Trifanz Attends Public Training Session on the New Edition of the “Quality Management Specifications for Medical Device Production”

On May 19, 2026, a public training session on the new edition of the “Quality Management Specifications for Medical Device Production” was held in Hangzhou, organized by the Zhejiang Provincial Drug Administration and co-hosted by the Zhejiang Medical Device Industry Association. More than ten representatives from Trifanz, including the Management Representative, Quality Department Manager, Production Department Manager, inspection and release personnel, and materials control and procurement staff, attended the training.

At the opening of the training, Ye Lin, Secretary-General of the Zhejiang Medical Device Industry Association, delivered a welcome address, extending a warm welcome to the guests and corporate representatives in attendance, and introduced the background of the event. Liu Xianming, Director of the Medical Device Division at the Zhejiang Provincial Drug Administration, attended the event and delivered remarks.

The morning session was led by Professor Wang Qizhi, a Second-Level Researcher at the Zhejiang Provincial Drug Inspection Center. As a co-author of the new GMP and a national-level inspector, Professor Wang provided an in-depth interpretation of core modules including the background and rationale for the revision, design and development, quality control, and product release. Starting with the revision’s background, he analyzed the key changes in design and development as well as quality control chapter by chapter. The afternoon session was led by two other instructors from the Provincial Drug Administration, focusing on practical chapters such as procurement, validation and verification, production management, and contract manufacturing. By combining the original text of the provisions with key inspection points, they helped enterprises accurately grasp the differences between the new and old versions.

During the training, representatives from three companies, including Terumo Medical Products (Hangzhou), shared their practical approaches to upgrading their systems in accordance with the new GMP, providing participating enterprises with concrete examples for reference.

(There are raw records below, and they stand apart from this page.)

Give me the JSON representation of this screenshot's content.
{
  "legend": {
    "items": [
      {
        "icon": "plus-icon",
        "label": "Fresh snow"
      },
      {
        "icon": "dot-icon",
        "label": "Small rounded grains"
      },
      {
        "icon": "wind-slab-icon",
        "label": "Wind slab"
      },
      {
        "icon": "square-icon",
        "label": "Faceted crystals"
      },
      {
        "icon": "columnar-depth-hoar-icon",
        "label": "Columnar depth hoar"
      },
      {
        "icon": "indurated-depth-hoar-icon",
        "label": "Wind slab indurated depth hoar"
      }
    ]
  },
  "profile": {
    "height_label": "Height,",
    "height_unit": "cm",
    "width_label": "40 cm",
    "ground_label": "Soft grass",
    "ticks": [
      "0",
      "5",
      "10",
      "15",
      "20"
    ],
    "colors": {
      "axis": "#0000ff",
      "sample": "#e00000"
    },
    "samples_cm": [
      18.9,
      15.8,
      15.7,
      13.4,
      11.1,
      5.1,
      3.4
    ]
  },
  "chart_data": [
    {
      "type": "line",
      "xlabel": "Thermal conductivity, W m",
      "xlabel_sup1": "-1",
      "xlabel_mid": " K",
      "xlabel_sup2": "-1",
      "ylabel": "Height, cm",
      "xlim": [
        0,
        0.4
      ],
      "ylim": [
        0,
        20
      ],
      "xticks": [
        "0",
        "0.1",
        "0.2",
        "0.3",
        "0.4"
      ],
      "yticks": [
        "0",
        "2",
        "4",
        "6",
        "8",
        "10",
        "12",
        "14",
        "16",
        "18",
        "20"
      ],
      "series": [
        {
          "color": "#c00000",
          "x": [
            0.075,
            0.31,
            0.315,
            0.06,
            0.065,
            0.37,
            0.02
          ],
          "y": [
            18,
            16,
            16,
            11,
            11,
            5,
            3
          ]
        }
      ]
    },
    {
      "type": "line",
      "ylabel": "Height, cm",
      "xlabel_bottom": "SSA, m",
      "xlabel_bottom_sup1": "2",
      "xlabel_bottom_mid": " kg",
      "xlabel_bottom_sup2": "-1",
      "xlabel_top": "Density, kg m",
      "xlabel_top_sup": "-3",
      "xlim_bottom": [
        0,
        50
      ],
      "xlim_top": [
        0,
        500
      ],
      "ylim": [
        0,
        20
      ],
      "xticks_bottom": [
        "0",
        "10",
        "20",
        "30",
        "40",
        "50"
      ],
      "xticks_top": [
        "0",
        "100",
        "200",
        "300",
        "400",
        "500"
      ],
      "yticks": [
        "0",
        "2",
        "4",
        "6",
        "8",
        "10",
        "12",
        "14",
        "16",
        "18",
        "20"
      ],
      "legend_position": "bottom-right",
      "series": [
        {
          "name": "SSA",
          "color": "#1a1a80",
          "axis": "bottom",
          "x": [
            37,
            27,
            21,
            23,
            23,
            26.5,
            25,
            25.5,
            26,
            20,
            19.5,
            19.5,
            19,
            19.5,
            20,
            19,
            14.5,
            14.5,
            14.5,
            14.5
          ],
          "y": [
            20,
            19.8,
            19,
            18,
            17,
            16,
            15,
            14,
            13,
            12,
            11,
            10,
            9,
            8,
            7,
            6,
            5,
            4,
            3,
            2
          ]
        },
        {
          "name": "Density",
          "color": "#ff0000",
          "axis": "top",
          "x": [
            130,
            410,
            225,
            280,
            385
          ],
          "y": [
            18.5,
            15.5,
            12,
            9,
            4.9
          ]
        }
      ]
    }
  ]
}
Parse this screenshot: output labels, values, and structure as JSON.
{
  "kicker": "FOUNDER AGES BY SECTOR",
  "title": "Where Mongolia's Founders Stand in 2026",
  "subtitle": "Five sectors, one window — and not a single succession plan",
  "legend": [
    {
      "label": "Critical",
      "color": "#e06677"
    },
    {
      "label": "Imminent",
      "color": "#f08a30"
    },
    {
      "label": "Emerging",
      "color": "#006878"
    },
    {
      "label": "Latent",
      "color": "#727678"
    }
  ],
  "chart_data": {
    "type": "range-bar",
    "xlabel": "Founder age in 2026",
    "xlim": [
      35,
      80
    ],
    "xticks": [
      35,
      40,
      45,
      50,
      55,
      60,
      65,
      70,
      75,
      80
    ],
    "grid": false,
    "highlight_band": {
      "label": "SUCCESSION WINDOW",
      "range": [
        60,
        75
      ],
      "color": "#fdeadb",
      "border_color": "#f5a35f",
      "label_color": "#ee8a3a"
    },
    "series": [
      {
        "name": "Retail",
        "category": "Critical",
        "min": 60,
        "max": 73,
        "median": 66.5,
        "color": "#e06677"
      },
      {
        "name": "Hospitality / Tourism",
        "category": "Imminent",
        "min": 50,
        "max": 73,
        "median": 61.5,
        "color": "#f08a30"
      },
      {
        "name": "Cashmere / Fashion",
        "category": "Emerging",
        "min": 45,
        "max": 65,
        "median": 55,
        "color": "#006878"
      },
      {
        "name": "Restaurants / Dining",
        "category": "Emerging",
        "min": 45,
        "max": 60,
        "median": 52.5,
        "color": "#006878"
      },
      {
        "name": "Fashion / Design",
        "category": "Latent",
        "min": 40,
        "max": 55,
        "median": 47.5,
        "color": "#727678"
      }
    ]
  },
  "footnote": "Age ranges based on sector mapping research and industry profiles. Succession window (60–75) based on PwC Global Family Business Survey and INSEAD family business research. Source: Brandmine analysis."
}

On November 4, 2025, the National Medical Products Administration (NMPA) issued the new edition of the “Medical Device Production Quality Management Specifications” (Announcement No. 107), which will officially take effect on November 1, 2026. Revised from the 2014 version, the new edition incorporates new concepts such as full lifecycle management and risk management, and adds requirements for digital supervision, setting higher standards for the operation of quality management systems at medical device manufacturers.

Trifanz dispatched a team of over ten members from key departments—including management, production, quality, testing, and procurement—to attend the training. The aim was to promptly grasp the changes in the new regulations, align with the updated requirements in advance, and prepare for the subsequent revision of system documentation and quality management upgrades.

As a manufacturer of respiratory and anesthesia consumables that has obtained ISO 13485 certification and whose products are distributed across 80 countries and regions worldwide, Trifanz has always regarded quality compliance as the lifeline of the company. This training initiative represents a concrete step in the company’s ongoing efforts to refine its quality management system and fulfill its mission of “making every breath worthy of trust.”

With approximately five and a half months remaining before the new “Specifications” take effect, Trifanz will use this opportunity to systematically advance the internal system update. This will ensure a seamless transition when the new regulations are implemented, enabling the company to provide stable and reliable medical consumables to global customers through higher quality standards and stricter compliance requirements.